In Memoriam: Terry Beresford, Abortion Pioneer
Terry Beresford, who died last week in Virginia, made monumental contributions to abortion care in the United States. Her death offers the occasion to both celebrate her work, and also to appraise the current status of the field she helped create.
Terry Beresford, who died last week in Virginia, made monumental contributions to abortion care in the United States. She was one of the founders of the National Abortion Federation and was arguably the most significant innovator in the field of abortion counseling, at the very beginning of legal abortion provision in this country. Her death offers the occasion to both celebrate her work, and also to appraise the current status of the field she helped create.
Beresford was the proverbial right person, in the right place, at the right time. A trained psychologist, she was living in the Washington, D.C., area in the early 1970s, when the Preterm Clinic, one of the country’s first freestanding clinics, was established there. (The nation’s capital, like New York state, had legalized abortion several years before Roe). She was hired as director of staff development at Preterm, and with the enthusiastic support of the medical director, began to develop protocols for the non-medical aspects of abortion provision—that is, what should be discussed with the woman before her abortion, apart from an explanation of the procedure itself?
To offer some context for the situation then facing Preterm, abortion care was essentially uncharted territory: Staff of that first generation of freestanding clinics had no experience with offering out-patient abortions to huge numbers of women, many of whom came from out-of-state. The relatively few legal abortions that took place before this time were in hospital operating suites, mainly performed on very ill women. Beresford’s approach was, therefore, both cautious and very expansive. Cautious, in the sense that she wanted to ascertain that women were not at the clinic due to parental or partner coercion; and expansive, because she quickly came to understand that for many women, the abortion decision was the first major decision with which they were faced in their lives, and that this experience could be a powerful catalyst for emotional growth. As she once expressed to me in an interview:
You would help the person decide if they were clear about their decision, you’d help to weed out people who were being coerced and you would be preparing the patient to be relaxed and comfortable for an outpatient procedure … So every woman would be seen for at least up to an hour, as needed … The model was to help the patient do some self-exploration so she reaches understanding of herself, her feelings, and her options, and can then take an action, and is assisted in taking that action … Your job as a counselor is to affirm her competency and her sense of self-worth, and her ability to act on her understanding.

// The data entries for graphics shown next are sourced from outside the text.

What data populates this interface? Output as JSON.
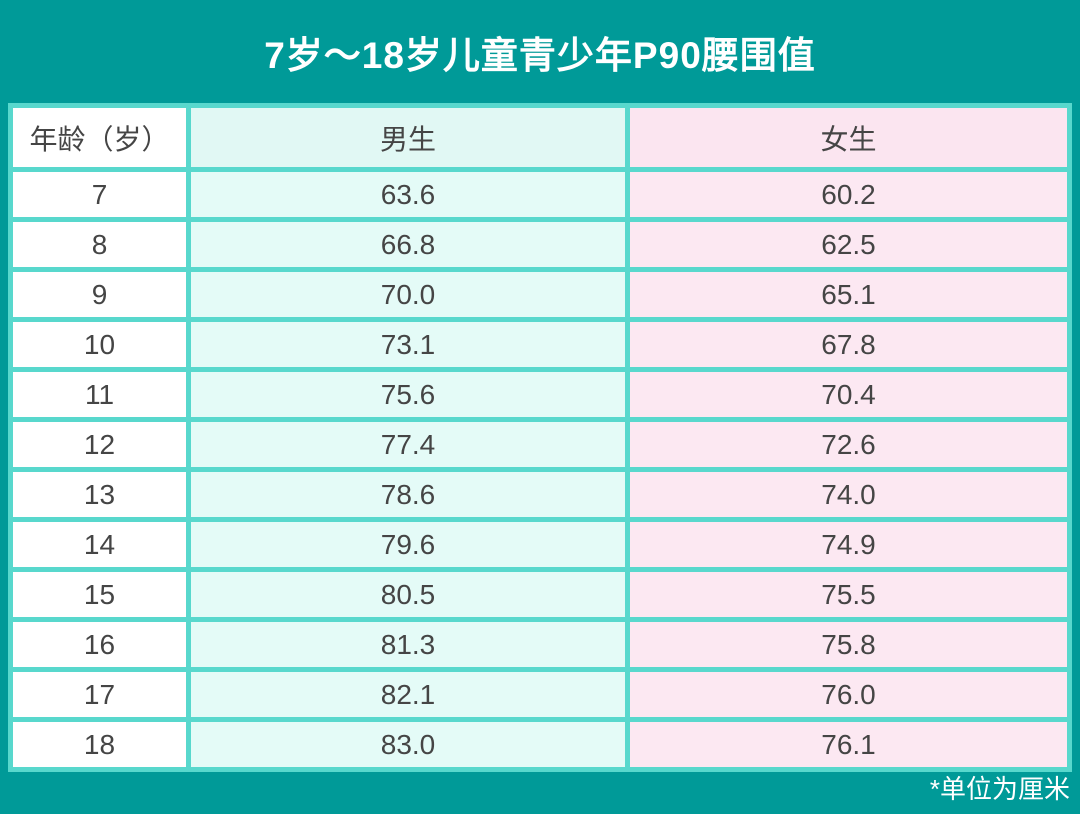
{
  "title": "7岁～18岁儿童青少年P90腰围值",
  "footnote": "*单位为厘米",
  "colors": {
    "background_teal": "#009A98",
    "grid_turquoise": "#58D8CD",
    "age_column_white": "#FFFFFF",
    "boys_column_mint": "#E4FBF7",
    "girls_column_pink": "#FCE8F2",
    "value_text": "#454545",
    "title_text": "#FFFFFF"
  },
  "table": {
    "headers": {
      "age": "年龄（岁）",
      "boys": "男生",
      "girls": "女生"
    },
    "rows": [
      {
        "age": "7",
        "boys": "63.6",
        "girls": "60.2"
      },
      {
        "age": "8",
        "boys": "66.8",
        "girls": "62.5"
      },
      {
        "age": "9",
        "boys": "70.0",
        "girls": "65.1"
      },
      {
        "age": "10",
        "boys": "73.1",
        "girls": "67.8"
      },
      {
        "age": "11",
        "boys": "75.6",
        "girls": "70.4"
      },
      {
        "age": "12",
        "boys": "77.4",
        "girls": "72.6"
      },
      {
        "age": "13",
        "boys": "78.6",
        "girls": "74.0"
      },
      {
        "age": "14",
        "boys": "79.6",
        "girls": "74.9"
      },
      {
        "age": "15",
        "boys": "80.5",
        "girls": "75.5"
      },
      {
        "age": "16",
        "boys": "81.3",
        "girls": "75.8"
      },
      {
        "age": "17",
        "boys": "82.1",
        "girls": "76.0"
      },
      {
        "age": "18",
        "boys": "83.0",
        "girls": "76.1"
      }
    ]
  },
  "chart_data": {
    "type": "table",
    "title": "7岁～18岁儿童青少年P90腰围值",
    "unit_note": "*单位为厘米",
    "columns": [
      "年龄（岁）",
      "男生",
      "女生"
    ],
    "ages": [
      7,
      8,
      9,
      10,
      11,
      12,
      13,
      14,
      15,
      16,
      17,
      18
    ],
    "series": [
      {
        "name": "男生",
        "values": [
          63.6,
          66.8,
          70.0,
          73.1,
          75.6,
          77.4,
          78.6,
          79.6,
          80.5,
          81.3,
          82.1,
          83.0
        ]
      },
      {
        "name": "女生",
        "values": [
          60.2,
          62.5,
          65.1,
          67.8,
          70.4,
          72.6,
          74.0,
          74.9,
          75.5,
          75.8,
          76.0,
          76.1
        ]
      }
    ]
  }
}
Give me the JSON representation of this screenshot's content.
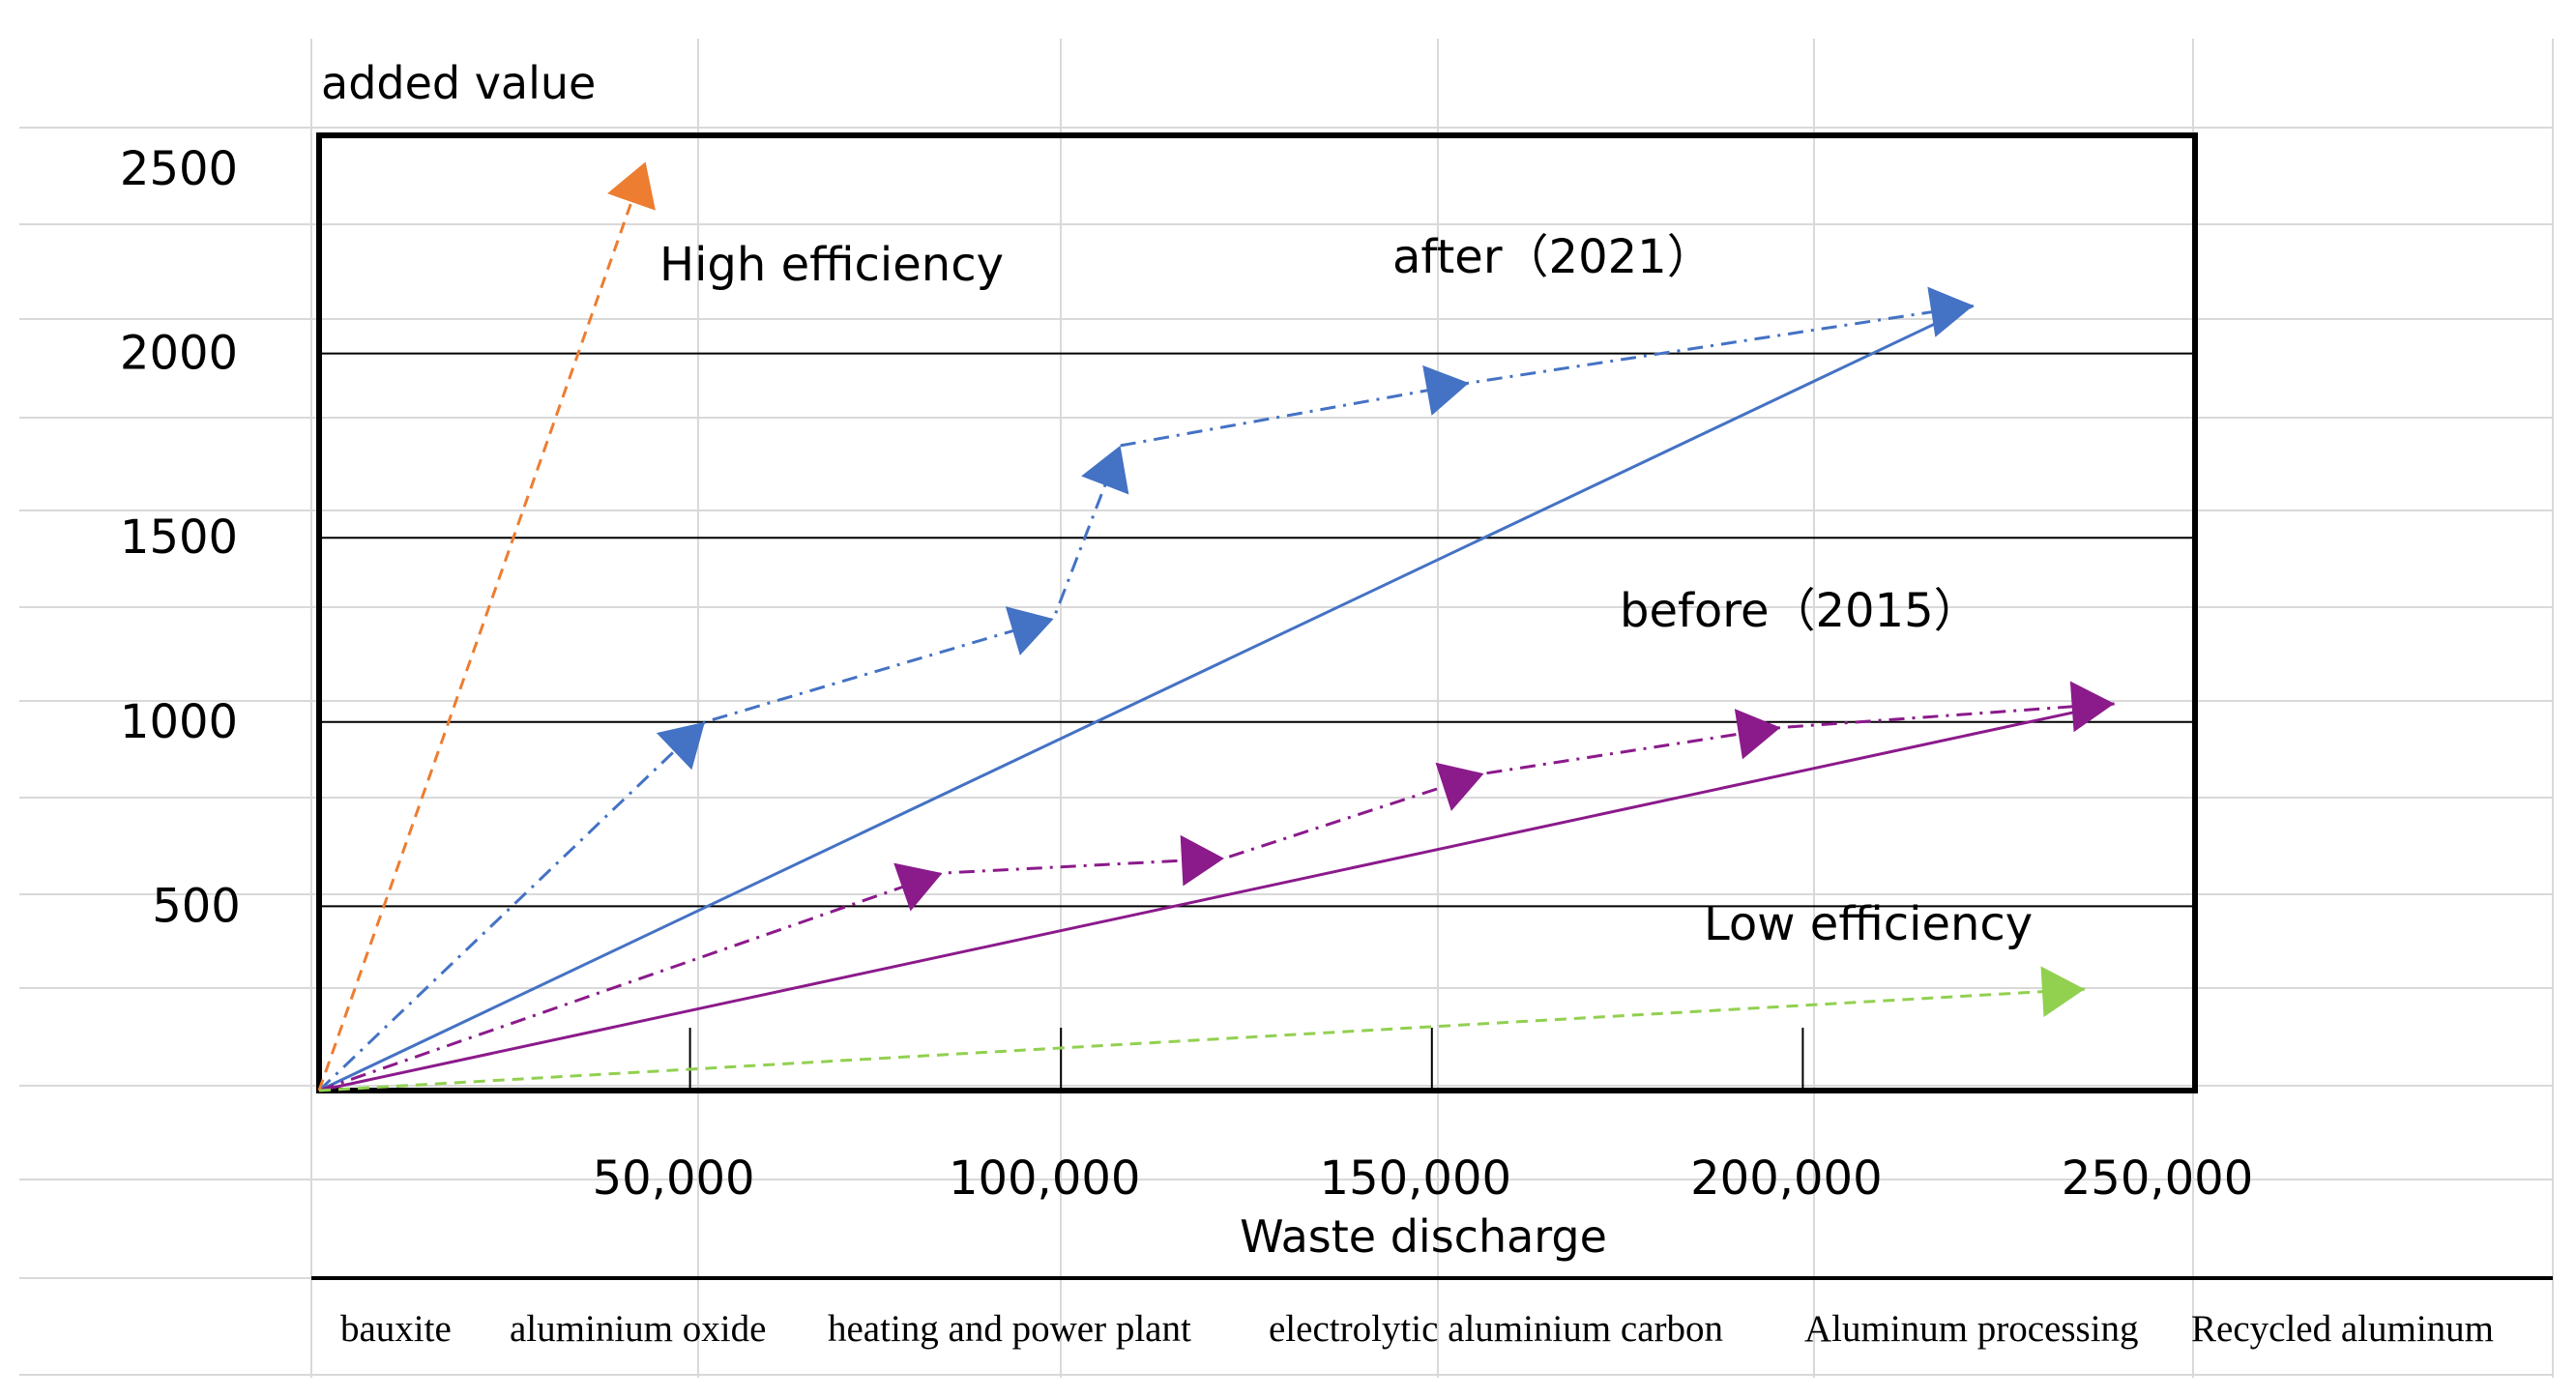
{
  "chart_data": {
    "type": "line",
    "ylabel": "added value",
    "xlabel": "Waste discharge",
    "xlim": [
      0,
      250000
    ],
    "ylim": [
      0,
      2500
    ],
    "y_ticks": [
      {
        "value": 500,
        "label": "500"
      },
      {
        "value": 1000,
        "label": "1000"
      },
      {
        "value": 1500,
        "label": "1500"
      },
      {
        "value": 2000,
        "label": "2000"
      },
      {
        "value": 2500,
        "label": "2500"
      }
    ],
    "x_ticks": [
      {
        "value": 50000,
        "label": "50,000"
      },
      {
        "value": 100000,
        "label": "100,000"
      },
      {
        "value": 150000,
        "label": "150,000"
      },
      {
        "value": 200000,
        "label": "200,000"
      },
      {
        "value": 250000,
        "label": "250,000"
      }
    ],
    "stages": [
      "bauxite",
      "aluminium oxide",
      "heating and power plant",
      "electrolytic aluminium carbon",
      "Aluminum processing",
      "Recycled aluminum"
    ],
    "annotations": {
      "high": "High efficiency",
      "low": "Low efficiency",
      "after": "after（2021）",
      "before": "before（2015）"
    },
    "series": [
      {
        "name": "after (2021) path",
        "color": "#4472C4",
        "style": "dash-dot",
        "points": [
          [
            0,
            0
          ],
          [
            52000,
            1000
          ],
          [
            99000,
            1280
          ],
          [
            108000,
            1750
          ],
          [
            155000,
            1920
          ],
          [
            223000,
            2130
          ]
        ]
      },
      {
        "name": "after (2021) trend",
        "color": "#4472C4",
        "style": "solid",
        "points": [
          [
            0,
            0
          ],
          [
            223000,
            2130
          ]
        ]
      },
      {
        "name": "before (2015) path",
        "color": "#8B1A8B",
        "style": "dash-dot",
        "points": [
          [
            0,
            0
          ],
          [
            84000,
            590
          ],
          [
            122000,
            630
          ],
          [
            157000,
            860
          ],
          [
            197000,
            985
          ],
          [
            242000,
            1050
          ]
        ]
      },
      {
        "name": "before (2015) trend",
        "color": "#8B1A8B",
        "style": "solid",
        "points": [
          [
            0,
            0
          ],
          [
            242000,
            1050
          ]
        ]
      },
      {
        "name": "High efficiency",
        "color": "#ED7D31",
        "style": "dashed",
        "points": [
          [
            0,
            0
          ],
          [
            44000,
            2520
          ]
        ]
      },
      {
        "name": "Low efficiency",
        "color": "#92D050",
        "style": "dashed",
        "points": [
          [
            0,
            0
          ],
          [
            238000,
            275
          ]
        ]
      }
    ]
  }
}
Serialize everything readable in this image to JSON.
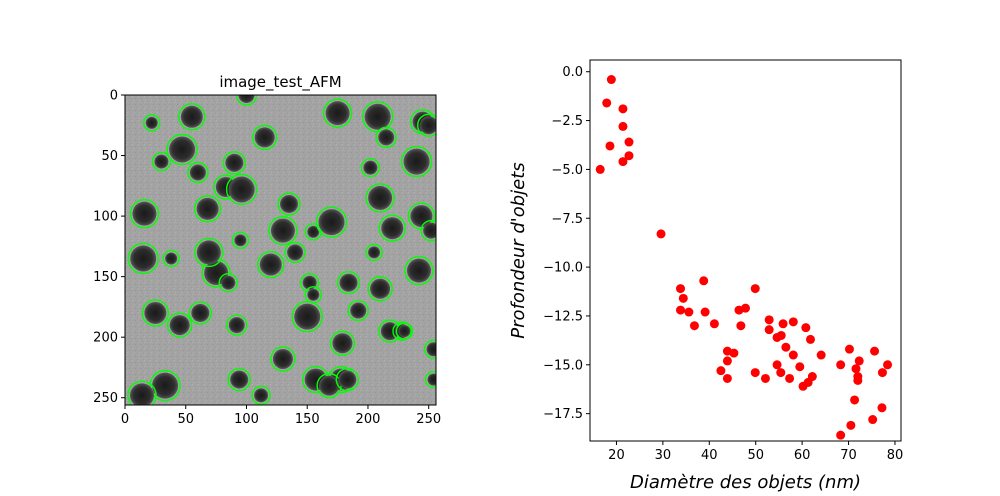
{
  "chart_data": [
    {
      "type": "image",
      "title": "image_test_AFM",
      "xlim": [
        0,
        256
      ],
      "ylim": [
        256,
        0
      ],
      "xticks": [
        0,
        50,
        100,
        150,
        200,
        250
      ],
      "yticks": [
        0,
        50,
        100,
        150,
        200,
        250
      ],
      "image_style": "grayscale AFM surface with dark circular pits outlined by green contours",
      "contour_color": "#00ff00",
      "detected_objects": [
        [
          22,
          23
        ],
        [
          47,
          45
        ],
        [
          16,
          98
        ],
        [
          55,
          18
        ],
        [
          83,
          76
        ],
        [
          90,
          56
        ],
        [
          60,
          64
        ],
        [
          30,
          55
        ],
        [
          38,
          135
        ],
        [
          15,
          135
        ],
        [
          75,
          147
        ],
        [
          25,
          180
        ],
        [
          45,
          190
        ],
        [
          62,
          180
        ],
        [
          100,
          0
        ],
        [
          112,
          248
        ],
        [
          155,
          113
        ],
        [
          150,
          183
        ],
        [
          130,
          112
        ],
        [
          120,
          140
        ],
        [
          130,
          218
        ],
        [
          94,
          235
        ],
        [
          92,
          190
        ],
        [
          85,
          155
        ],
        [
          95,
          120
        ],
        [
          96,
          78
        ],
        [
          69,
          130
        ],
        [
          68,
          94
        ],
        [
          115,
          35
        ],
        [
          135,
          90
        ],
        [
          140,
          130
        ],
        [
          152,
          155
        ],
        [
          155,
          165
        ],
        [
          170,
          105
        ],
        [
          175,
          15
        ],
        [
          178,
          235
        ],
        [
          179,
          205
        ],
        [
          184,
          155
        ],
        [
          192,
          178
        ],
        [
          202,
          60
        ],
        [
          205,
          130
        ],
        [
          208,
          18
        ],
        [
          210,
          85
        ],
        [
          220,
          110
        ],
        [
          210,
          160
        ],
        [
          218,
          195
        ],
        [
          215,
          35
        ],
        [
          228,
          195
        ],
        [
          230,
          195
        ],
        [
          240,
          55
        ],
        [
          242,
          145
        ],
        [
          244,
          100
        ],
        [
          245,
          22
        ],
        [
          250,
          25
        ],
        [
          252,
          112
        ],
        [
          254,
          210
        ],
        [
          254,
          235
        ],
        [
          33,
          240
        ],
        [
          14,
          248
        ],
        [
          157,
          235
        ],
        [
          168,
          240
        ],
        [
          183,
          235
        ]
      ]
    },
    {
      "type": "scatter",
      "title": "",
      "xlabel": "Diamètre des objets (nm)",
      "ylabel": "Profondeur d'objets",
      "xlim": [
        14.3,
        81.3
      ],
      "ylim": [
        -18.9,
        0.6
      ],
      "xticks": [
        20,
        30,
        40,
        50,
        60,
        70,
        80
      ],
      "yticks": [
        0.0,
        -2.5,
        -5.0,
        -7.5,
        -10.0,
        -12.5,
        -15.0,
        -17.5
      ],
      "marker_color": "#ff0000",
      "points": [
        [
          18.9,
          -0.4
        ],
        [
          17.9,
          -1.6
        ],
        [
          21.4,
          -1.9
        ],
        [
          21.4,
          -2.8
        ],
        [
          18.6,
          -3.8
        ],
        [
          22.7,
          -3.6
        ],
        [
          22.7,
          -4.3
        ],
        [
          21.4,
          -4.6
        ],
        [
          16.5,
          -5.0
        ],
        [
          29.6,
          -8.3
        ],
        [
          38.8,
          -10.7
        ],
        [
          33.8,
          -11.1
        ],
        [
          34.4,
          -11.6
        ],
        [
          33.8,
          -12.2
        ],
        [
          35.6,
          -12.3
        ],
        [
          39.1,
          -12.3
        ],
        [
          36.8,
          -13.0
        ],
        [
          41.1,
          -12.9
        ],
        [
          46.4,
          -12.2
        ],
        [
          47.8,
          -12.1
        ],
        [
          49.9,
          -11.1
        ],
        [
          46.8,
          -13.0
        ],
        [
          52.9,
          -12.7
        ],
        [
          52.9,
          -13.2
        ],
        [
          55.9,
          -12.9
        ],
        [
          58.1,
          -12.8
        ],
        [
          60.8,
          -13.1
        ],
        [
          54.6,
          -13.6
        ],
        [
          55.5,
          -13.5
        ],
        [
          56.5,
          -14.1
        ],
        [
          61.8,
          -13.7
        ],
        [
          43.9,
          -14.3
        ],
        [
          43.9,
          -14.8
        ],
        [
          45.3,
          -14.4
        ],
        [
          58.1,
          -14.5
        ],
        [
          64.1,
          -14.5
        ],
        [
          42.5,
          -15.3
        ],
        [
          43.9,
          -15.7
        ],
        [
          49.9,
          -15.4
        ],
        [
          54.6,
          -15.0
        ],
        [
          55.4,
          -15.4
        ],
        [
          59.5,
          -15.1
        ],
        [
          62.2,
          -15.6
        ],
        [
          52.1,
          -15.7
        ],
        [
          57.3,
          -15.7
        ],
        [
          61.3,
          -15.9
        ],
        [
          60.2,
          -16.1
        ],
        [
          68.3,
          -15.0
        ],
        [
          72.3,
          -14.8
        ],
        [
          71.6,
          -15.2
        ],
        [
          72.0,
          -15.6
        ],
        [
          72.0,
          -15.8
        ],
        [
          70.2,
          -14.2
        ],
        [
          75.6,
          -14.3
        ],
        [
          78.4,
          -15.0
        ],
        [
          77.3,
          -15.4
        ],
        [
          71.3,
          -16.8
        ],
        [
          77.2,
          -17.2
        ],
        [
          75.2,
          -17.8
        ],
        [
          70.5,
          -18.1
        ],
        [
          68.3,
          -18.6
        ]
      ]
    }
  ]
}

Shortly after the Roe decision, Beresford left Preterm and took a position as director of counseling at Planned Parenthood of Maryland. There she inaugurated a series of workshops on counseling techniques that drew people (mainly, though not exclusively, women) from all over the country who were being hired in the recently-opened clinics. Beyond the practical skills they developed, these workshops were crucial in helping to forge an occupational identity and a sense of community for those engaged in this newly created role of “abortion counselor.”
To be sure, not everyone involved in those early years of abortion care agreed that such extensive counseling was necessary, or indeed that any counseling was warranted, beyond gaining informed consent and explaining the procedure. And Beresford herself soon came to realize that the original model she pioneered—an hour for each patient—was impossible to sustain because of the rising costs of security, legal services, and other issues facing clinics that made such in-depth counseling an unaffordable luxury. But she also understood, as the years since Roe passed and there was no evidence of widespread emotional after-effects of abortion (as opponents then, as now, claimed) that not every abortion patient needed such counseling. As she and Anne Baker, another leading theorist of abortion counseling (and an attendee at one of the first Maryland workshops) wrote recently in a leading textbook on abortion: “Many patients are sure about their decision to have an abortion. And they primarily want information … Other women may wish to explore their pregnancy options more fully and obtain help in making a decision. For some women, having an abortion may be as much an emotional experience as it is physical because of personal circumstances, ambivalence, or intense and perhaps conflicting feelings the decision evokes.”
The key phrase in that passage is “some women.” For Beresford and Baker, the proper provision of abortion care demands that all women cannot be treated alike. This may sound obvious, but so much about state restrictions in the years since Roe have made it extremely difficult to put this ostensibly simple principle into action: for example, the laws that mandate that all abortion patients view and hear a description of their ultrasound—when research tells us that some women wish to view their ultrasound and others do not.
Today, facing threats like never before from their opponents and just struggling to stay open, many clinics find it difficult to devote resources for those women who do need more in-depth counseling of the kind mentioned above. Yet some clinics, particularly the independent facilities associated with the Abortion Care Network—a number of whose current directors attended Beresford’s trainings years ago—have managed to sustain and build on her more expansive approach for such patients. There could be no more fitting legacy for this deeply humane and wise pioneer.